Joan was born Fanny Zimetbaum in Brussels, Belgium, on 15th February 1940. She lived with her parents, who were both originally from Poland, and her older half-sister, Lilane.

When Joan was still a baby, her father was arrested and was held in prison in France for six months. He was then put on a train to be sent to an internment camp but managed to jump off the train near Paris and escape. Although he was able to make it back to Belgium, the family decided it would be safer to leave and so they moved to Paris. Joan, Lilane and their mother stayed with Joan’s aunt, but it was not safe for Joan’s father to remain with them so he stayed in hiding with a cousin.

In June 1941, male Jews in Paris were being rounded up and Joan’s father woke up in the night to find that his street was full of French police removing Jews from their homes. Her father managed to stay hidden during the round-up but it was too dangerous for him to stay and so he travelled to Lyon in Vichy France.

At this time, women and children were not being rounded up and so Joan, her sister and her mother remained in Paris. Every week, Joan’s mother had to go with the children to the local police station to register as aliens. One day in 1942 while they were registering, a policeman told her that the deportations of women and children were due to start the following day and that Joan, Lilane and their mother were all on the list for the first transport. Joan’s mother was able to arrange for the Resistance to help the family to escape and in the middle of the night they were smuggled out of Paris hidden in a laundry van and joined Joan’s father in a village outside Lyon.

Although at this time Vichy remained independent, there was a great deal of Nazi influence within Lyon and round-ups still happened. Joan’s father was once again arrested and was taken to an internment camp. Once again, he was able to escape and travelled to Spain. He was afraid that Spain would also soon be occupied so he soon moved on to Portugal where he was able to contact the British Embassy and was drafted into the Pioneer Corps.

Joan, Lilane and their mother remained in Lyon until winter of 1942-43 when they travelled over the Pyrenees mountains into Spain. They were captured by the Spanish police and Lilane was put into a convent while Joan and her mother were put in prison. In June 1943, Joan and Lilane were able to leave Lisbon by boat and travelled to the USA. The American government had agreed to help to rescue children but their parents were not permitted to travel with them, so their mother had to stay behind.

On arrival in America, Joan was taken in by a foster family and had her name changed from Fanny to Joan.

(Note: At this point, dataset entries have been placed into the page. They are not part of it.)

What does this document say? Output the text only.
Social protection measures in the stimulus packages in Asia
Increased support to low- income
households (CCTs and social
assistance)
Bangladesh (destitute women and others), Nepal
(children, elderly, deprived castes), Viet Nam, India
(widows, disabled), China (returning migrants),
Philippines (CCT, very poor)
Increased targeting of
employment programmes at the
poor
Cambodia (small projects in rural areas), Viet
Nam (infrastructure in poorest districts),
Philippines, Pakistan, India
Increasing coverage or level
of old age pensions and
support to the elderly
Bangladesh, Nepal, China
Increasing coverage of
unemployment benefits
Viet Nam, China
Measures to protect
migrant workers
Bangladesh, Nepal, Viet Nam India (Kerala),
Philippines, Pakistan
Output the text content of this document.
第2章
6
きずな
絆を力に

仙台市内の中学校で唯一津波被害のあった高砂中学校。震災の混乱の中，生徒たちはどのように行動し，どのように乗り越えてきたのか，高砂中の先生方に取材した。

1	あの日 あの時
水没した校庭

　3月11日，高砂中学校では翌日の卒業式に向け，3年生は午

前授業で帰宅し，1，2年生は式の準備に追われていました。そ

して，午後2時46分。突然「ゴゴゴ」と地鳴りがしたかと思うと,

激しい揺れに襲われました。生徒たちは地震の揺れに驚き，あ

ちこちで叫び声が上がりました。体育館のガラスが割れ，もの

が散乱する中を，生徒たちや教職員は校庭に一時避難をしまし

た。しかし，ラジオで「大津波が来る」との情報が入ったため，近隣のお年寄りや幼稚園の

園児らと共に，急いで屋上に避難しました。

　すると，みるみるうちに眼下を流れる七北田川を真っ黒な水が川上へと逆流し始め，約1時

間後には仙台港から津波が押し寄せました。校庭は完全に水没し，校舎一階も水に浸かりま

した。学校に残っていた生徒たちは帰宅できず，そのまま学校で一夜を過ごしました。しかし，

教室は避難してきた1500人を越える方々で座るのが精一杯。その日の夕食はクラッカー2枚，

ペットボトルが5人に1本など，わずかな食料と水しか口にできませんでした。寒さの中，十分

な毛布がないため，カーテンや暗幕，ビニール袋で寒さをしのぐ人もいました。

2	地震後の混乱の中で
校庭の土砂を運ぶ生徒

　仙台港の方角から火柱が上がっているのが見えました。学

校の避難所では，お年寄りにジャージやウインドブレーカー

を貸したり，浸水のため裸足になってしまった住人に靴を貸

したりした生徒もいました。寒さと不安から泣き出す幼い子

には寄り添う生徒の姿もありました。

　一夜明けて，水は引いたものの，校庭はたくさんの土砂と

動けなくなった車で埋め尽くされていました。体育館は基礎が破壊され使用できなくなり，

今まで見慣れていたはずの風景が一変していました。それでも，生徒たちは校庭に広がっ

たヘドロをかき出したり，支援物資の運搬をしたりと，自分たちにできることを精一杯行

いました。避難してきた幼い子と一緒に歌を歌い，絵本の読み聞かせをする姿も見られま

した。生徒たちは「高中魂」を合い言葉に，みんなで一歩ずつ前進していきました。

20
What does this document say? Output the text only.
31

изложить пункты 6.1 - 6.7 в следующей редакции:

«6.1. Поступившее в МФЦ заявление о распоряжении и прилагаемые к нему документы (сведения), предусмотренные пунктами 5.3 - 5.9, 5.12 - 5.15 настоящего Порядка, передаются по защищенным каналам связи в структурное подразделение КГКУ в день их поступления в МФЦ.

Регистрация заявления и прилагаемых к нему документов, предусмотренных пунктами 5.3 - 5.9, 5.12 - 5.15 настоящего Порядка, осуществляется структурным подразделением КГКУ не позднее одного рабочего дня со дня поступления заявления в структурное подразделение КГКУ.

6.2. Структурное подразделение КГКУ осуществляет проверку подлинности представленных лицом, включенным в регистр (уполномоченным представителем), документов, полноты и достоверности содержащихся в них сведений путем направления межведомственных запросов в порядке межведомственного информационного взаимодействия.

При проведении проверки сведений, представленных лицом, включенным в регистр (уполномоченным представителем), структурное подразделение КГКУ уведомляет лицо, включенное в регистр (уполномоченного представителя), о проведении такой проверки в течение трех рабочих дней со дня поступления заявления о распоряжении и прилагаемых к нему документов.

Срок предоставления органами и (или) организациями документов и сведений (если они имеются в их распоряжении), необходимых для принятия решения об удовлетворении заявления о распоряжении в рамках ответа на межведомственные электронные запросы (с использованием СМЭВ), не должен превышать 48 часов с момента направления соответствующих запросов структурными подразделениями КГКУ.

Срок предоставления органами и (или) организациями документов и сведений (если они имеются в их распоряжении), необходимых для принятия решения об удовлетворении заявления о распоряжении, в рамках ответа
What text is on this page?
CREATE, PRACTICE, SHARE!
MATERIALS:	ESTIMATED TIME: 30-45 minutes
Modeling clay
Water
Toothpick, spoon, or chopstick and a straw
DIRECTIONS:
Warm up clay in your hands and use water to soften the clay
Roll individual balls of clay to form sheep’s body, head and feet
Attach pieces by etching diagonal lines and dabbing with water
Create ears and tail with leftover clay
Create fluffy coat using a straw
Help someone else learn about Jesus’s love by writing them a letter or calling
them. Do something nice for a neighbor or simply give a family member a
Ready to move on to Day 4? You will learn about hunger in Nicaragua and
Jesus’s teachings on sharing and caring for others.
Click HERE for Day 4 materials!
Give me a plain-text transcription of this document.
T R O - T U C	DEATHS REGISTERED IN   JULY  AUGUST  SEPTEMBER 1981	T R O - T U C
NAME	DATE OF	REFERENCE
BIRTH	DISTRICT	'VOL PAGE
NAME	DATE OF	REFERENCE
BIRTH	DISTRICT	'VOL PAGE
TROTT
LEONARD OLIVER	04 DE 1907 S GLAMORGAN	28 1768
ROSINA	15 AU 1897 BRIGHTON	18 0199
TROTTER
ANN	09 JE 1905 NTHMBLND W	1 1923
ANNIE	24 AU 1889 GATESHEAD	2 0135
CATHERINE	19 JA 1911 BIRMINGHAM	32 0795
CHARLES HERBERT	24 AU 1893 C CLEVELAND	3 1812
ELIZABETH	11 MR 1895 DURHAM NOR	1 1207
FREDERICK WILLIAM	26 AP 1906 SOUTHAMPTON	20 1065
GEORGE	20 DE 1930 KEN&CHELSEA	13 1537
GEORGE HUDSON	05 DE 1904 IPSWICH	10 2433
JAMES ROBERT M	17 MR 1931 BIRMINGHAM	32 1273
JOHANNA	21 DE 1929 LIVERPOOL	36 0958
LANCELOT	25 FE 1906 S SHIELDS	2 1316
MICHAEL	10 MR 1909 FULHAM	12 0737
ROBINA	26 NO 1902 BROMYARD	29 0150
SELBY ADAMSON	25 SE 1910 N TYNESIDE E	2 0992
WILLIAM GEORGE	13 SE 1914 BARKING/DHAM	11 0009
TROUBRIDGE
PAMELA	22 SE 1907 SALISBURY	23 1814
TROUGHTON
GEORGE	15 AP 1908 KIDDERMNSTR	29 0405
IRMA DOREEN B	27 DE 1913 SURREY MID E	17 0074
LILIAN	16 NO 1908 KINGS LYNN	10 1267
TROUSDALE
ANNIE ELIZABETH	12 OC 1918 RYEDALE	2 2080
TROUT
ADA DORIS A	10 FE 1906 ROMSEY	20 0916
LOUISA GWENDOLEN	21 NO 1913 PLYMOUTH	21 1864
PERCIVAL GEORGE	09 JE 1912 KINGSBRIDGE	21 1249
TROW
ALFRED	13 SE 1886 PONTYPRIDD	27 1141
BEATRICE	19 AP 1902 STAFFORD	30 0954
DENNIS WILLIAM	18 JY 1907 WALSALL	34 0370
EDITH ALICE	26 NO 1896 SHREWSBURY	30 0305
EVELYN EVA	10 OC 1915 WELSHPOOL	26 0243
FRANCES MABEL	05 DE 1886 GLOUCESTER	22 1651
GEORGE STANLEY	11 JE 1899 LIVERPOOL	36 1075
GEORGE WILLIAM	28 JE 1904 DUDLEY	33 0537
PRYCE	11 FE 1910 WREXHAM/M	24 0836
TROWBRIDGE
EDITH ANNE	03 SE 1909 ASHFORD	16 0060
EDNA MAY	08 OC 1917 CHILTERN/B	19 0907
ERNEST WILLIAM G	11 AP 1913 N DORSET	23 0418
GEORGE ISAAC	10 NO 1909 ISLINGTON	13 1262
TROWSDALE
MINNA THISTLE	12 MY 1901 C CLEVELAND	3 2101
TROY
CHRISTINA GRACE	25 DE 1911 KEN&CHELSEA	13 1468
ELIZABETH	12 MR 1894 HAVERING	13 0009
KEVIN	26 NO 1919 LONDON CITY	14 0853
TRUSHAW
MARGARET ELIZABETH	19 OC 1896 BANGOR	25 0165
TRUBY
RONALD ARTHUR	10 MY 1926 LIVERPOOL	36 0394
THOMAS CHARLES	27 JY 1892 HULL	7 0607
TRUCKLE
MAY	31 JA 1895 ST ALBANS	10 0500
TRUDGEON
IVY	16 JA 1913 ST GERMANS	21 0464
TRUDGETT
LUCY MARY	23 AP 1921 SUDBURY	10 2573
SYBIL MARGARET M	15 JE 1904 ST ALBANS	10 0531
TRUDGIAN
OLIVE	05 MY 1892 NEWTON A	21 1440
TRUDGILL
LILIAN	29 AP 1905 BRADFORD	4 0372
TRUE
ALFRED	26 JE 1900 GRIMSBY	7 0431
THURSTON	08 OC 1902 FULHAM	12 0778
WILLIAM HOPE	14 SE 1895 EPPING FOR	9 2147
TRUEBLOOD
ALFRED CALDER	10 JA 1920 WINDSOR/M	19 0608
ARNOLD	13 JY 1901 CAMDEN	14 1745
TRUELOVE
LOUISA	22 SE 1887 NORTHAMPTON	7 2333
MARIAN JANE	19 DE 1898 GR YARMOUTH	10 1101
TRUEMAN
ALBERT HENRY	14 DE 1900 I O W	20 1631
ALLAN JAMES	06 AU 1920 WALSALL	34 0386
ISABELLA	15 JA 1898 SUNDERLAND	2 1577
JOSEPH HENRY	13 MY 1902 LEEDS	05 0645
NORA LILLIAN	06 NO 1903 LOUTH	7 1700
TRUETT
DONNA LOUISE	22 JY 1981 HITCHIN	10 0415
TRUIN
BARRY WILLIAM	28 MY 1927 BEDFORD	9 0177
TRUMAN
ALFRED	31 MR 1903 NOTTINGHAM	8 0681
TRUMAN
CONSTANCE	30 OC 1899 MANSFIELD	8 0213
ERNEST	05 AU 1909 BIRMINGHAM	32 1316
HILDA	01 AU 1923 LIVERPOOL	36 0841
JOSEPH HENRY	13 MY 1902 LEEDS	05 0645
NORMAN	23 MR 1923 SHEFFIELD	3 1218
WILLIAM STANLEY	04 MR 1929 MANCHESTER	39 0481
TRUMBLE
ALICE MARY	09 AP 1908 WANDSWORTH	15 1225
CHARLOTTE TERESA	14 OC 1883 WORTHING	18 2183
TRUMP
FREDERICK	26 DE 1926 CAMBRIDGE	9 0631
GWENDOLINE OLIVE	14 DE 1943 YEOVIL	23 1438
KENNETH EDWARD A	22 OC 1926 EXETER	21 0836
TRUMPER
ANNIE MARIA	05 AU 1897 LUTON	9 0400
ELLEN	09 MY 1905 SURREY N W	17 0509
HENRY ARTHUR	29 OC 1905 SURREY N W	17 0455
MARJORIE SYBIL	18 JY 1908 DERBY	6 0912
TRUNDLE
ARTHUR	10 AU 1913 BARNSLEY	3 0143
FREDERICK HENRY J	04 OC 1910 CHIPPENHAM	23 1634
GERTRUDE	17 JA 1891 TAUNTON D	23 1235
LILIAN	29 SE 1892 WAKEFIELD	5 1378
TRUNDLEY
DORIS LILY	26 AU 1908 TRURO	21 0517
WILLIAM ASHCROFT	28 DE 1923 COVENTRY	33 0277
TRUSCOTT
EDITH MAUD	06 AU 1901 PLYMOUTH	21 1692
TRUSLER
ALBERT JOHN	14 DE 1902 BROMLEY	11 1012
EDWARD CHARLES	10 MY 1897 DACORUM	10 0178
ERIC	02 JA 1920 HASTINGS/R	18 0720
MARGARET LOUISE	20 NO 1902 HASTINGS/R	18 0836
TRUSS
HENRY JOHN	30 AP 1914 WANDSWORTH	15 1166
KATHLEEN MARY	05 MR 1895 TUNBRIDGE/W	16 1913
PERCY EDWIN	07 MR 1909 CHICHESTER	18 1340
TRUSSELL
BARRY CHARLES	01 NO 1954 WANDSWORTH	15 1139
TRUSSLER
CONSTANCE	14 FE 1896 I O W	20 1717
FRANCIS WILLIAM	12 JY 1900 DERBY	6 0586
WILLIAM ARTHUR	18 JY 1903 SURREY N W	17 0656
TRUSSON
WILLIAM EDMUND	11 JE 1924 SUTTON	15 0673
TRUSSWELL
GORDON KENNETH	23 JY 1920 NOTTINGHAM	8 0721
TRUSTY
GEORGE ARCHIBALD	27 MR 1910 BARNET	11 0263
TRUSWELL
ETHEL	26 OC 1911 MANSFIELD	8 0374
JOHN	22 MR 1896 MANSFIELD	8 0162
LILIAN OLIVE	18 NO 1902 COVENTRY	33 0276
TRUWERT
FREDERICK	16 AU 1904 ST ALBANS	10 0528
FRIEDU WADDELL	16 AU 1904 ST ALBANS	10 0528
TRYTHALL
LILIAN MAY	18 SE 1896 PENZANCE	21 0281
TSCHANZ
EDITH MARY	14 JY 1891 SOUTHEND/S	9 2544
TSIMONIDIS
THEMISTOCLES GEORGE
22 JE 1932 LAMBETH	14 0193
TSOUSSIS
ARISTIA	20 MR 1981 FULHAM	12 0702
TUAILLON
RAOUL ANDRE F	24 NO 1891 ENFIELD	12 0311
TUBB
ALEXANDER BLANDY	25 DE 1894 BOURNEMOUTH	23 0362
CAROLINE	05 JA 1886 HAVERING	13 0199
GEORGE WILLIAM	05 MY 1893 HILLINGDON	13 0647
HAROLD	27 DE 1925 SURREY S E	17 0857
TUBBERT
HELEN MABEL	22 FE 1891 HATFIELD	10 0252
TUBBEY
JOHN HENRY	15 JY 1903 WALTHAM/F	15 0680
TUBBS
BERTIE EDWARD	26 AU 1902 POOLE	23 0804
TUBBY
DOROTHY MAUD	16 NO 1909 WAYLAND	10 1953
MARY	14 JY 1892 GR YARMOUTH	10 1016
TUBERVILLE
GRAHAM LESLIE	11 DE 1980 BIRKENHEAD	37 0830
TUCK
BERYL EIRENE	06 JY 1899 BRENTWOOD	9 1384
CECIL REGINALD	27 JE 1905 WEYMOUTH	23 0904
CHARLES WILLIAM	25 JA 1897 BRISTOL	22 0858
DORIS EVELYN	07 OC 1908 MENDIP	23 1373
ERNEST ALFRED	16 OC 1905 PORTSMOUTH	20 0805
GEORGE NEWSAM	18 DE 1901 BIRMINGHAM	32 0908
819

Lilane, being older and more aware of the situation than Joan, was very traumatised by the time they arrived in America and so struggled to settle with a family and was moved between a number of foster homes.

In 1947, Joan and Lilane were reunited with their parents, both of whom had managed to survive the war and were living in the UK. Joan found it very hard to adjust to life with her parents and spent the next decade travelling between the UK and her foster family in the USA.

Joan now lives in London and regularly shares her testimony in schools and colleges across the country.

Harry Olmer 220

Harry was born Chaim Olmer in 1927 in Sosnowiec, Poland, the fourth of six children. Following the German invasion of Poland in September 1939, the Jews of Sosnowiec faced escalating persecution and violence, so in the spring of 1940 Harry’s family fled to his grandmother’s village of Miechów-Charsznica in the hope that conditions might be better there. However, this turned out to be a false hope and the Jews of the village were subjected to forced labour including street cleaning, repairing roads and working in German homes.

In 1942 the Jews of Miechów-Charsznica and neighbouring villages were expelled from their homes and assembled in a field where they were held for several days before the Germans carried out a selection. Some of the men and those incapable of working were shot immediately and the women and children sent by train to Bełżec extermination camp, where they were murdered on arrival. The remaining Jews, including Harry, his brother and his father, were sent to the Płaszów labour camp in Kraków, where Harry worked on a railway line. After a year in Płaszów, Harry was sent to another notorious forced labour camp, Skarżysko-Kamienna, where he was one of tens of thousands of Polish Jews forced to work in chemical factories owned by the German HASAG company in the most horrific conditions. His work – filling shells and land mines with acid – was incredibly dangerous and thousands of prisoners died from poisoning, epidemics, starvation and exhaustion. The SS also carried out periodic selections in which weakened prisoners were shot.

A final selection took place in July 1944, just before the Germans began their retreat, and Harry was one of only 6,000 prisoners who survived to be sent on to Buchenwald concentration camp in Germany. This was a temporary stop before they were moved on to Schlieben, a subcamp of Buchenwald attached to another HASAG factory, where Harry again had to work in exhausting and dangerous conditions. Finally, with the Soviet Red Army approaching in April 1945, the surviving prisoners were sent on the Terezín ghetto in Czechoslovakia, where they were finally liberated by the Red Army on 8th May 1945.

After a period of recuperation, Harry came to the UK with a group of child survivors known as ‘The Boys’, moving to Glasgow where he lived in a hostel. Despite knowing no English when he arrived in 1945, Harry completed his Highers exams in 1947 and went on to qualify as a dentist. In 1950 Harry became a British citizen and later served in the army as a dentist. Harry went on to marry and have four children and eight grandchildren.